A 16/8 arrancava a Volta à Suiça com Bartali e Coppi na linha de partida. A corrida não teve muita história. Na primeira etapa de montanha Bartali ganhou isolado com 10' de avanço sobre o resto do pessoal.  Coppi correu apenas quanto baste. Não consigo perceber se os dois correram dentro de uma equipa nacional ou em equipas de marca. Num contra-relógio entre Lausanne e Genéve de 60 km Coppi recuperou 6'. No fim o pódio era completado pelo italiano Bresci (o 3º no Giro) e o belga Stan Ockers, um homem de que iremos falar bastante para os anos que vêem. Coopi foi 5º. Coppi não tem uma vitória numa corrida de 1 semana.

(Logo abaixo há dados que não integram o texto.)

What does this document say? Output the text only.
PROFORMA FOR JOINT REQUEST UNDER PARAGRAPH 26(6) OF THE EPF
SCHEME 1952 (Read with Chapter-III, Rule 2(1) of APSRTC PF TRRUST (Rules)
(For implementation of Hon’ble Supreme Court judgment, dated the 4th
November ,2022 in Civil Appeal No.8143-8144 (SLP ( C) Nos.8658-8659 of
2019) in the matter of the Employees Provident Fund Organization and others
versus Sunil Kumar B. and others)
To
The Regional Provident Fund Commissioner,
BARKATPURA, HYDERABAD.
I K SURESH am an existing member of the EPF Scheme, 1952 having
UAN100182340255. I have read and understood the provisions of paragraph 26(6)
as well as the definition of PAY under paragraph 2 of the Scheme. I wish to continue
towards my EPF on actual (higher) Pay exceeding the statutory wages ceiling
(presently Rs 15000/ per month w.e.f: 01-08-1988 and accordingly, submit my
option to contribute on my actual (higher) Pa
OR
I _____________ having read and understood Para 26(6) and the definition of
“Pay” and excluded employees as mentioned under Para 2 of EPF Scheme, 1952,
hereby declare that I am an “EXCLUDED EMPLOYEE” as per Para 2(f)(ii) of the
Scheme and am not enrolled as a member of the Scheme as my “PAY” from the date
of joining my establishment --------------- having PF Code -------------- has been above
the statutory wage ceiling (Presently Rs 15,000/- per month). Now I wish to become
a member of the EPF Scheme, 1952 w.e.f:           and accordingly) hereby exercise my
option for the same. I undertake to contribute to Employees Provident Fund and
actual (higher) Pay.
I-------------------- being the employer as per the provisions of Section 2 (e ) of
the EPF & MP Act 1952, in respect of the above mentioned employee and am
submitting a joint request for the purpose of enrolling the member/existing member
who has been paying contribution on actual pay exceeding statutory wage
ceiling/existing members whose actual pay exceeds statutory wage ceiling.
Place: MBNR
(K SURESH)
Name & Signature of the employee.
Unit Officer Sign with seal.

Em Setembro Coppi voltou a viajar até França para ganhar o GP des Nations contra uma data de franceses (e um italiano, Magni, que foi 3º) e também voltou à Suiça para vencer o A Travers Lausanne. Em Outubro acabou o ano limpando outra vez a Lombardia com 5' de avanço sobre Bartali (3 semanas antes no Giro del Emilia tinham sido 10' de avanço, na semana anterior no Giro del Veneto 8' de avanço... Coppi ganhava assim).



Em Setembro acontecera a Volta à Catalunha só com espanhóis e meia dúzia de suiços para compor o ramalhete, vencida por Emilio Rodriguez, um de 4 irmão ciclistas nascidos em Ponteareas, Galiza, e que frequentemente vieram correr a Volta a Portugal, julgo que contratados pelo Sangalhos, para ganhar um extra.

Balanço do ano? Coppi levara a melhor sobre Bartali no Giro, no Tour surgira do nada uma vitória do francês Robic, num pelotão internacional incompleto. A temporada de clássicas fora muito dividida mas o mais ganhador fôra Ernst Sterckx.